Social BPM – A New Name for an Old Concept
There has been much discussion lately of the momentum surrounding “social BPM” – a term loosely defined as business process management involving direct feedback from external and internal stakeholders and therefore, constant improvement. I think a much more appropriate term for the strategy would be “collaborative BPM” as it implies sustained human intervention, contribution and oversight.
IT Business Edge contributor Mike Vizard, with whom I spoke several months ago on the relationship between IT and business users in orchestrating successful BPM projects, recently wrote a post on “The Real Meaning of Social BPM,” in which he discussed the forebears of enterprise social media applications – groupware, workflow software, document management and ECM. Vizard argues that companies are now working to integrate people with business processes, as BPM has focused “mainly on machine-to-machine processes.”
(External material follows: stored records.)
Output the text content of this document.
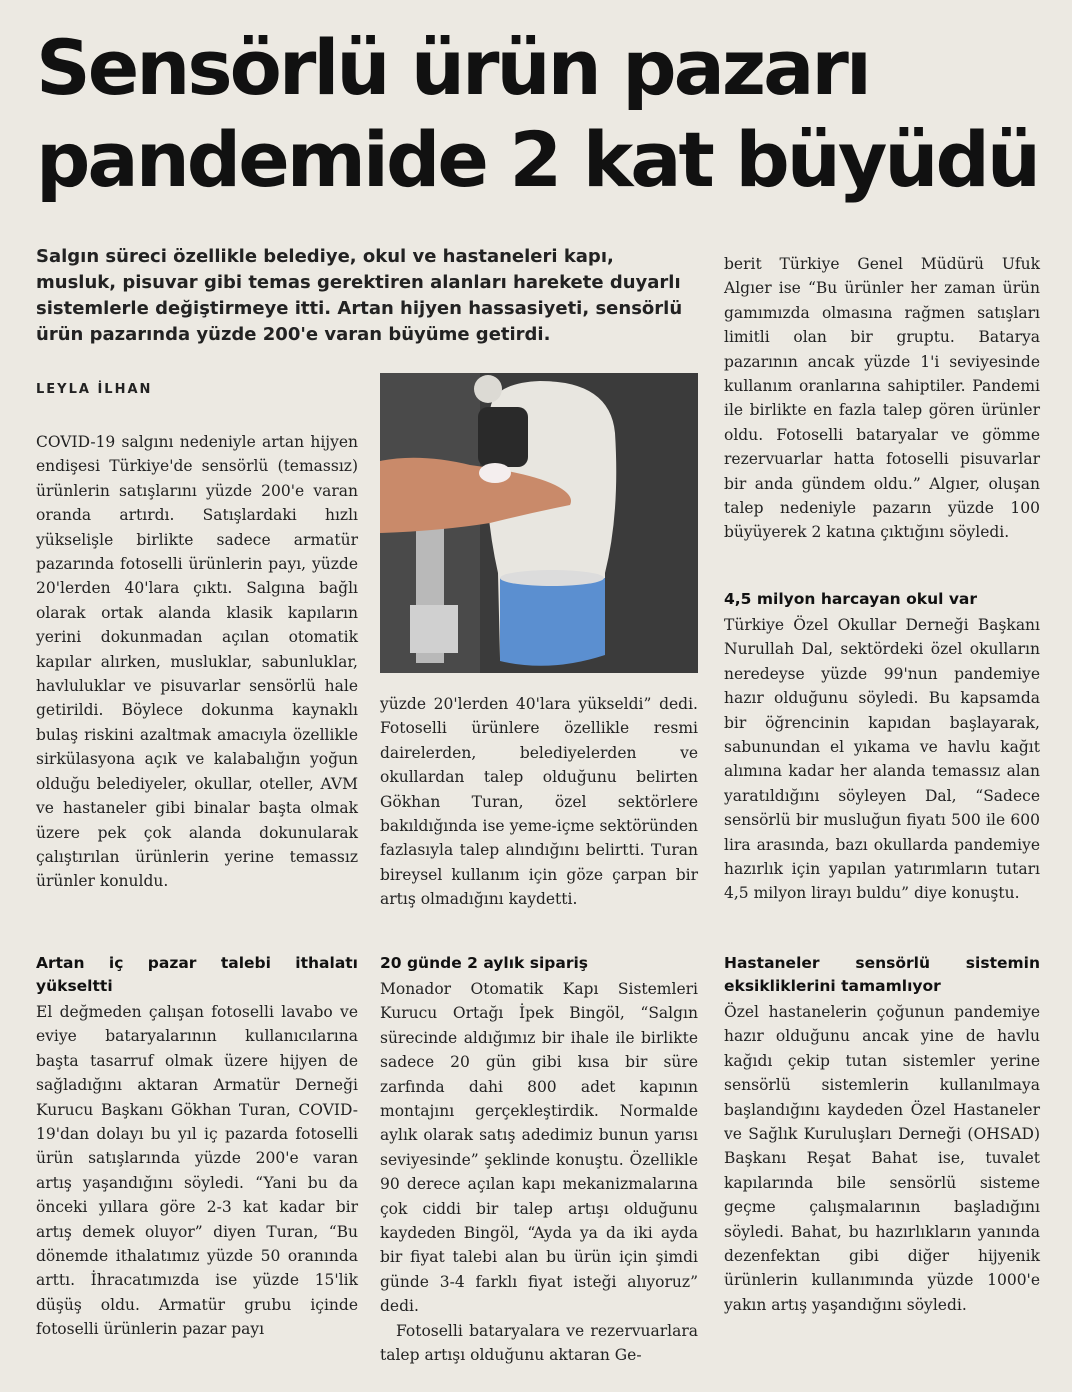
Sensörlü ürün pazarı
pandemide 2 kat büyüdü

Salgın süreci özellikle belediye, okul ve hastaneleri kapı, musluk, pisuvar gibi temas gerektiren alanları harekete duyarlı sistemlerle değiştirmeye itti. Artan hijyen hassasiyeti, sensörlü ürün pazarında yüzde 200'e varan büyüme getirdi.

LEYLA İLHAN

COVID-19 salgını nedeniyle artan hijyen endişesi Türkiye'de sensörlü (temassız) ürünlerin satışlarını yüzde 200'e varan oranda artırdı. Satışlardaki hızlı yükselişle birlikte sadece armatür pazarında fotoselli ürünlerin payı, yüzde 20'lerden 40'lara çıktı. Salgına bağlı olarak ortak alanda klasik kapıların yerini dokunmadan açılan otomatik kapılar alırken, musluklar, sabunluklar, havluluklar ve pisuvarlar sensörlü hale getirildi. Böylece dokunma kaynaklı bulaş riskini azaltmak amacıyla özellikle sirkülasyona açık ve kalabalığın yoğun olduğu belediyeler, okullar, oteller, AVM ve hastaneler gibi binalar başta olmak üzere pek çok alanda dokunularak çalıştırılan ürünlerin yerine temassız ürünler konuldu.

Artan iç pazar talebi ithalatı yükseltti

El değmeden çalışan fotoselli lavabo ve eviye bataryalarının kullanıcılarına başta tasarruf olmak üzere hijyen de sağladığını aktaran Armatür Derneği Kurucu Başkanı Gökhan Turan, COVID-19'dan dolayı bu yıl iç pazarda fotoselli ürün satışlarında yüzde 200'e varan artış yaşandığını söyledi. “Yani bu da önceki yıllara göre 2-3 kat kadar bir artış demek oluyor” diyen Turan, “Bu dönemde ithalatımız yüzde 50 oranında arttı. İhracatımızda ise yüzde 15'lik düşüş oldu. Armatür grubu içinde fotoselli ürünlerin pazar payı

yüzde 20'lerden 40'lara yükseldi” dedi. Fotoselli ürünlere özellikle resmi dairelerden, belediyelerden ve okullardan talep olduğunu belirten Gökhan Turan, özel sektörlere bakıldığında ise yeme-içme sektöründen fazlasıyla talep alındığını belirtti. Turan bireysel kullanım için göze çarpan bir artış olmadığını kaydetti.

20 günde 2 aylık sipariş

Monador Otomatik Kapı Sistemleri Kurucu Ortağı İpek Bingöl, “Salgın sürecinde aldığımız bir ihale ile birlikte sadece 20 gün gibi kısa bir süre zarfında dahi 800 adet kapının montajını gerçekleştirdik. Normalde aylık olarak satış adedimiz bunun yarısı seviyesinde” şeklinde konuştu. Özellikle 90 derece açılan kapı mekanizmalarına çok ciddi bir talep artışı olduğunu kaydeden Bingöl, “Ayda ya da iki ayda bir fiyat talebi alan bu ürün için şimdi günde 3-4 farklı fiyat isteği alıyoruz” dedi.

Fotoselli bataryalara ve rezervuarlara talep artışı olduğunu aktaran Ge-

berit Türkiye Genel Müdürü Ufuk Algıer ise “Bu ürünler her zaman ürün gamımızda olmasına rağmen satışları limitli olan bir gruptu. Batarya pazarının ancak yüzde 1'i seviyesinde kullanım oranlarına sahiptiler. Pandemi ile birlikte en fazla talep gören ürünler oldu. Fotoselli bataryalar ve gömme rezervuarlar hatta fotoselli pisuvarlar bir anda gündem oldu.” Algıer, oluşan talep nedeniyle pazarın yüzde 100 büyüyerek 2 katına çıktığını söyledi.

4,5 milyon harcayan okul var

Türkiye Özel Okullar Derneği Başkanı Nurullah Dal, sektördeki özel okulların neredeyse yüzde 99'nun pandemiye hazır olduğunu söyledi. Bu kapsamda bir öğrencinin kapıdan başlayarak, sabunundan el yıkama ve havlu kağıt alımına kadar her alanda temassız alan yaratıldığını söyleyen Dal, “Sadece sensörlü bir musluğun fiyatı 500 ile 600 lira arasında, bazı okullarda pandemiye hazırlık için yapılan yatırımların tutarı 4,5 milyon lirayı buldu” diye konuştu.

Hastaneler sensörlü sistemin eksikliklerini tamamlıyor

Özel hastanelerin çoğunun pandemiye hazır olduğunu ancak yine de havlu kağıdı çekip tutan sistemler yerine sensörlü sistemlerin kullanılmaya başlandığını kaydeden Özel Hastaneler ve Sağlık Kuruluşları Derneği (OHSAD) Başkanı Reşat Bahat ise, tuvalet kapılarında bile sensörlü sisteme geçme çalışmalarının başladığını söyledi. Bahat, bu hazırlıkların yanında dezenfektan gibi diğer hijyenik ürünlerin kullanımında yüzde 1000'e yakın artış yaşandığını söyledi.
I think the growing adoption and interest in collaborative BPM is great. I’ve always believed that for any enterprise system to work successfully, people must be involved in implementation and oversight. I also agree that the automation of BPM, when done poorly, can lock people out of the general process. But I don’t think the “convergence of collaboration applications…with BPM platforms” is a new phenomenon in any way. Furthermore, I’m slightly suspicious of traditional middleware stack vendors all racing to “create” collaborative BPM suites that will somehow revolutionize the way we do things.
Vizard seems intrigued at the idea that in the next few months, middleware vendors will release solutions that make business processes more visible to people and allow business users to alter processes without programming experience. Of course I’m biased, but I can think of at least one company that was created for this exact purpose, and we are by no means the only ones. Whether big vendors will offer solutions for non-programmers in the future shouldn’t cover up the fact that there are plenty of pre-existing products that meet the same criteria already in use.
I would, however, like to leave you with an idea that both Mike, the executives quoted in the article and I seem to agree on: products are becoming less and less important to effective BPM. People define the processes that will have the greatest benefit to a company if automated, and people are held accountable for whether a project succeeds. While their role may be increasing as of late, and may be better acknowledged, make no mistake – BPM was always about the stakeholder, not the machine.